I think the same principles apply to our stories about our childlessness. Our stories matter, because they're OURS, and because by telling them, we light the way for other childless women looking for support and comfort. Our stories remind each other that we are not alone.
This entire blog, of course, is my story :) (or at least parts of/a version of it) and it has evolved, along with my story, over the past 15 years. A barebones, thumbnail version of my story can be found in the "About me" Blogger profile near the top of this page on the right-hand side (or in the link here). You can find a slightly longer version in the "About me" page (found just under the title/header of this blog). The "Timeline" page (link right beside the "About me" link) also gives you an idea of how my story unfolded and some of the significant dates & events.
If you're really interested in all the gory details (and be forewarned, some of them ARE a bit gory, emotionally if not physically), I wrote a series of posts tagged "1998 memories" in which I relived my one doomed pregnancy, 10 years after the fact. I did the same thing with "The Treatment Diaries," all about our foray into infertility treatments, 10 years after we abandoned them and resigned ourselves to permanent childlessness.
I also wrote a few posts shortly after I started this blog, where I told a condensed version of my story (up to that time):
- Blogtivism: My Story (& how mandated coverage could have helped) (November 2007)
- How we made "the decision" (November 2007)
If you have some difficulty telling your story to others (and I know I have!) -- especially to parents who might not understand/appreciate the subtleties of involuntary childlessness -- take comfort in the words of Brene Brown -- who emphasizes the importance of telling our stories -- but also this:
Our stories are not meant for everyone.
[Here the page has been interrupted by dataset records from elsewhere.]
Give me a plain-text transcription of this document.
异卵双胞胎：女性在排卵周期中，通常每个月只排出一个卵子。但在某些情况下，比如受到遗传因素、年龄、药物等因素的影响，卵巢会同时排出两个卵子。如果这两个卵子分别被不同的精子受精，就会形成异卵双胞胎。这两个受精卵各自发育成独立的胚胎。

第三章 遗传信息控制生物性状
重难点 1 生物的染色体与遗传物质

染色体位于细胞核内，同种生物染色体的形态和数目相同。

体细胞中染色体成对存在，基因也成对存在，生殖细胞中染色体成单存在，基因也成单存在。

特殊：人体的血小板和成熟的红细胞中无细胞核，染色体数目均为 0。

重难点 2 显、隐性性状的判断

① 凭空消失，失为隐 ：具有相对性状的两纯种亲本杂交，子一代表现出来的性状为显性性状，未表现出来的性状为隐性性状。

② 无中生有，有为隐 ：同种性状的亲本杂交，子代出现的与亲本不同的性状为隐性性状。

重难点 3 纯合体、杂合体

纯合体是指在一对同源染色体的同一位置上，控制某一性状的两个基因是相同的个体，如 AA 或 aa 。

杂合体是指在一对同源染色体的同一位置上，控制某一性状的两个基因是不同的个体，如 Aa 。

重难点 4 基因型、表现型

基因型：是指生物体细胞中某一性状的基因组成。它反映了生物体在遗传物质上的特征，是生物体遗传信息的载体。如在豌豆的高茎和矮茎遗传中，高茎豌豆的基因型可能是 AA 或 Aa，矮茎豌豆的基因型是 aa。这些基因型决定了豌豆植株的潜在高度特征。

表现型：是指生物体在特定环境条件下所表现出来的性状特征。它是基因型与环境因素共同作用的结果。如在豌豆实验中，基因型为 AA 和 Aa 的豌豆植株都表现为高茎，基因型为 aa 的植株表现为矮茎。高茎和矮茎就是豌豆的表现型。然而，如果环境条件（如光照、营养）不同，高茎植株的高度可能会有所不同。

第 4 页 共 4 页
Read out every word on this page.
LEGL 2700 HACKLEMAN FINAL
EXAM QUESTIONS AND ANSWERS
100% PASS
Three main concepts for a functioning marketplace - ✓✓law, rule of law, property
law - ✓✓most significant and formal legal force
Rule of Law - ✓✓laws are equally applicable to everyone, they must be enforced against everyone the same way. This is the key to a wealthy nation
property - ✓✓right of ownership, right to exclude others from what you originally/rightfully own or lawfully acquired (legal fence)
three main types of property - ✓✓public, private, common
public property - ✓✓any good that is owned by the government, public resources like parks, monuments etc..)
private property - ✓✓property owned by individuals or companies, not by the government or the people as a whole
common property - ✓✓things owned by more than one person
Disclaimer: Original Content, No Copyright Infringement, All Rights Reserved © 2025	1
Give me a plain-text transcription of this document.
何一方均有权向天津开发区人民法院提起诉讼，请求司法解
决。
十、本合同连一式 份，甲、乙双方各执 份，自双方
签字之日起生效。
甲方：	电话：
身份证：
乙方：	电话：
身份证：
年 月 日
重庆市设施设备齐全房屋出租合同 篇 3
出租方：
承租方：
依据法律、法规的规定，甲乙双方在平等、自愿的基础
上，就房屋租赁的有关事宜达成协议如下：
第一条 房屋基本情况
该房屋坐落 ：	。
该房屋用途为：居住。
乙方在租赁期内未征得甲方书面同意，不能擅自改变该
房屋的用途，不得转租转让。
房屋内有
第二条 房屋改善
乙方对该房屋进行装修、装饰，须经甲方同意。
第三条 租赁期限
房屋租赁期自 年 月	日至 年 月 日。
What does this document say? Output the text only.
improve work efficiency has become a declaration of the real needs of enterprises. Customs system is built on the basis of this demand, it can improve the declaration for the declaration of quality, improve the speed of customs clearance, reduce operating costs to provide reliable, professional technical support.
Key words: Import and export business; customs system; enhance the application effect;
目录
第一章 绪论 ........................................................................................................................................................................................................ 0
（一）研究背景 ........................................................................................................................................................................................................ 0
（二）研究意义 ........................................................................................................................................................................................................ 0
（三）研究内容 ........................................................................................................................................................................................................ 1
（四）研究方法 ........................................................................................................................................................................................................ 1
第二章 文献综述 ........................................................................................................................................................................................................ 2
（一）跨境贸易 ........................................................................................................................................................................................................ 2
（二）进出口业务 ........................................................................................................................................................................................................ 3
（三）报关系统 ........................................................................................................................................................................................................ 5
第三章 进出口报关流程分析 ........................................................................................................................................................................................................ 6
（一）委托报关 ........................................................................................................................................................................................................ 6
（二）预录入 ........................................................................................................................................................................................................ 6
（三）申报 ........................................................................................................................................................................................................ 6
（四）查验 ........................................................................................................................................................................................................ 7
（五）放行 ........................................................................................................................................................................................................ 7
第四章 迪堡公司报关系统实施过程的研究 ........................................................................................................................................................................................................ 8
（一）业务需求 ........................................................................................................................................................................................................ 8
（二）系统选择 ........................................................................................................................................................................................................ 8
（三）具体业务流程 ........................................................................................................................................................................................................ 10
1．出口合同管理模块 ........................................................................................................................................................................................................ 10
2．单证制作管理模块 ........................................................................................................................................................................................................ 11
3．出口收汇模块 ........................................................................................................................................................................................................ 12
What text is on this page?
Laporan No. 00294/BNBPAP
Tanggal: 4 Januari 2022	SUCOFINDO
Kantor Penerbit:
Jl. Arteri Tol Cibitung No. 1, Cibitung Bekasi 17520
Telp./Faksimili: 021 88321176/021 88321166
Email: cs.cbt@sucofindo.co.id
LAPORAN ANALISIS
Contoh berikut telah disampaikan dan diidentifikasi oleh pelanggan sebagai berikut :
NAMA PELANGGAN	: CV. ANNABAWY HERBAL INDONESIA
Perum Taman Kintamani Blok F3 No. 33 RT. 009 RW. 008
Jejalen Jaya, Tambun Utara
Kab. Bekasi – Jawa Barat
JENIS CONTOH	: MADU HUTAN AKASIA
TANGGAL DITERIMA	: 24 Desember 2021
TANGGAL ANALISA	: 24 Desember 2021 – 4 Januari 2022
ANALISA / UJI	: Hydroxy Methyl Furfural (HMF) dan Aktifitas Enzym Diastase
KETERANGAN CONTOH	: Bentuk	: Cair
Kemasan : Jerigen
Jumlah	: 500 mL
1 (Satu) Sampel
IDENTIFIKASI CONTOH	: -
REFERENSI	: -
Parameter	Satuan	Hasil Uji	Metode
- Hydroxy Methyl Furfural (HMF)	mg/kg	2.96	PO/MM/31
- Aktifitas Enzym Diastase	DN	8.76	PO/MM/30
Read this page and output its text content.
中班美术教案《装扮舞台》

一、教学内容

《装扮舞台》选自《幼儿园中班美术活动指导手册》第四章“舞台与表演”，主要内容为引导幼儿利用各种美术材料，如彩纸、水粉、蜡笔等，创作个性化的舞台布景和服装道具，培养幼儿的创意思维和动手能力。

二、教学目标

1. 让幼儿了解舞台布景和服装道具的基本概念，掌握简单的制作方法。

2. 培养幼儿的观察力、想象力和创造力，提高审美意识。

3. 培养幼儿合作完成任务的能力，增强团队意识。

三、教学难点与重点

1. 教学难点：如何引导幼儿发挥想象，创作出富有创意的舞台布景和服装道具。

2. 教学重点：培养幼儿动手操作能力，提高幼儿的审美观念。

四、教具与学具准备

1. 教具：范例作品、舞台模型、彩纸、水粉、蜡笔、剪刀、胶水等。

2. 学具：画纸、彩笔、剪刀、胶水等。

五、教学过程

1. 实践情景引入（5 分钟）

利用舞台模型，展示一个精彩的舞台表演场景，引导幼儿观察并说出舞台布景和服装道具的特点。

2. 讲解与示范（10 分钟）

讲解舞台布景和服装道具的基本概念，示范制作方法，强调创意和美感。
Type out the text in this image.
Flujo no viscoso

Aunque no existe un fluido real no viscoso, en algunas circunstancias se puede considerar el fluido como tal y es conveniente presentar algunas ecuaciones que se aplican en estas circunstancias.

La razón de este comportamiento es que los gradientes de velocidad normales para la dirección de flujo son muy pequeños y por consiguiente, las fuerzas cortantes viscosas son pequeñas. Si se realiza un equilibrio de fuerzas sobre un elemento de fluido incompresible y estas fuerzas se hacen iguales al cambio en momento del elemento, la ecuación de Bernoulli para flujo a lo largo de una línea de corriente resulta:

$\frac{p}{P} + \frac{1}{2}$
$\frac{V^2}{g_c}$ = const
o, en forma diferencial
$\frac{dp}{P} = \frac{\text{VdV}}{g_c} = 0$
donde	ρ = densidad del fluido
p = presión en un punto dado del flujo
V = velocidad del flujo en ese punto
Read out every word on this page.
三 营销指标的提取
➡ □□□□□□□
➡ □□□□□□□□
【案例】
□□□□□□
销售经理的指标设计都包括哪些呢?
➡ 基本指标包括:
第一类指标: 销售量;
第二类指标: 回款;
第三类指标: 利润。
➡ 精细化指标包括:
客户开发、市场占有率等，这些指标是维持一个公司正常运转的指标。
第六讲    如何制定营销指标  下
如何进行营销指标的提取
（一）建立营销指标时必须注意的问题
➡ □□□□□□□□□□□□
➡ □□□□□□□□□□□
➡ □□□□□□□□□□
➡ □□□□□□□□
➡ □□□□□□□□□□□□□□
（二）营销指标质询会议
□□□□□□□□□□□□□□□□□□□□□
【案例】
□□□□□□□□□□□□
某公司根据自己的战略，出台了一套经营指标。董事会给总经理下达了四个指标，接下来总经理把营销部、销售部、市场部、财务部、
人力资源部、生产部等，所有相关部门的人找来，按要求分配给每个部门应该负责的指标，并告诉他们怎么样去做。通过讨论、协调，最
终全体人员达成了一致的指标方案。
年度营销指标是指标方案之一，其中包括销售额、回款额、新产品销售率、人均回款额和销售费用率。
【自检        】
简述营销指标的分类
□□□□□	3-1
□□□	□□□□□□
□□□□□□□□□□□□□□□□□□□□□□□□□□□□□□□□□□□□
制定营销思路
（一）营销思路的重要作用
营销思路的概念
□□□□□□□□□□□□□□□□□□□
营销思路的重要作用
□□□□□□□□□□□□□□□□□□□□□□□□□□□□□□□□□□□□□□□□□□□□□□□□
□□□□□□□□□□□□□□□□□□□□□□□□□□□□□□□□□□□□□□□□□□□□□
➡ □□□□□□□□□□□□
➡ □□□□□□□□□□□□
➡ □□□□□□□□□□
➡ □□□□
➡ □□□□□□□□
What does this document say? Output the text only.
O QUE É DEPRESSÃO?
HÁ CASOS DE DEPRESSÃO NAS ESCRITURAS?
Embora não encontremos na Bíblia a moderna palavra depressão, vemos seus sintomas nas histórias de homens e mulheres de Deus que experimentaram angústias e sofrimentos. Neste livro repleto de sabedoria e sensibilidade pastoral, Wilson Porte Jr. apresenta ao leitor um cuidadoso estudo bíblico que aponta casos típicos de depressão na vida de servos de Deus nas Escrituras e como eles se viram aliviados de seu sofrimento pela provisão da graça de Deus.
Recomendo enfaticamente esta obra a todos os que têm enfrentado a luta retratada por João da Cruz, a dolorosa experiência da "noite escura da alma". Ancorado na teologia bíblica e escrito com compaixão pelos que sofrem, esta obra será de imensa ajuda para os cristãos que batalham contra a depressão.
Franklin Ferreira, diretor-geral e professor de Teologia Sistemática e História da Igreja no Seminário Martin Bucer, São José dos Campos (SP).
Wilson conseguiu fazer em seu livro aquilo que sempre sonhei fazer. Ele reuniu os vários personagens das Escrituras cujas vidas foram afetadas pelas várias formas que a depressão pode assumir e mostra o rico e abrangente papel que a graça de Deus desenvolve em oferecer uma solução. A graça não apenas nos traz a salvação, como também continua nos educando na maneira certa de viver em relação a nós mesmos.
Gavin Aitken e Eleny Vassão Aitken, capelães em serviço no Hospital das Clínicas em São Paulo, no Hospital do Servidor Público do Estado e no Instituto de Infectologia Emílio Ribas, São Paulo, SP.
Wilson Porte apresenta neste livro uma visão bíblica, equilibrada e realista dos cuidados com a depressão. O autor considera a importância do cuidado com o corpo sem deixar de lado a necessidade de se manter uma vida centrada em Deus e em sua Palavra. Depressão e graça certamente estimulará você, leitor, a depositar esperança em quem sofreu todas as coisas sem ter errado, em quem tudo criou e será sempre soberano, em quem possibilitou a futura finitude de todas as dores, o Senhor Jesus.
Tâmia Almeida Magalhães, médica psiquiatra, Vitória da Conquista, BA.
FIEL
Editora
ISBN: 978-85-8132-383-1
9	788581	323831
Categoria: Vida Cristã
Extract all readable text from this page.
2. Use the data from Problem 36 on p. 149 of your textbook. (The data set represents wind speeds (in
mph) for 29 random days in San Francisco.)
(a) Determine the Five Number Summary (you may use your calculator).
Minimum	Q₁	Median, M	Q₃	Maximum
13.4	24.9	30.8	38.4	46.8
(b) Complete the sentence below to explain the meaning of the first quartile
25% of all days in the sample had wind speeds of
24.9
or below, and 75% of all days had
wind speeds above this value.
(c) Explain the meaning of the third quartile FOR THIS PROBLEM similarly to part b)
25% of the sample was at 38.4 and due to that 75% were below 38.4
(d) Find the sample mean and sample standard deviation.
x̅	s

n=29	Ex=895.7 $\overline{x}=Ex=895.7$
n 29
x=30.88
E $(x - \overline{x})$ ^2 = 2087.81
Hearing them is a privilege, and we should always ask ourselves this before we share: "Who has earned the right to hear my story?" If we have one or two people in our lives who can sit with us and hold space for our shame stories, and love us for our strengths and struggles, we are incredibly lucky. If we have a friend, or small group of friends, or family who embraces our imperfections, vulnerabilities, and power, and fills us with a sense of belonging, we are incredibly lucky.
Check out today's content on the WCW site, including community members' contributions and a webinar that ran live earlier today: "Therapy as a Therapist," hosted by Stephanie Phillips, with Cristina Archetti, Katie Maynard, Jody Day and Meriel Whale. It was recorded and will be soon uploaded to the Day One page for anyone who missed it.
I got so much out of last year's WCW, and I'm thankful to you for highlighted bits of this year's. I agree that telling out stories (judiciously, of course) can be so powerfully healing as we try to make sense of them.
ReplyDeleteI love this. I also feel that someone needs to have earned the right to hear my story, and felt such vindication when I first read that Brene Brown comment. For the same reason as you, I didn't write anything for Our Stories this year - after all, our blogs tell our stories in much more detail, and with more thought, than any one article could do. I thank you for telling your story here. I'm honoured to be able to read and witness it.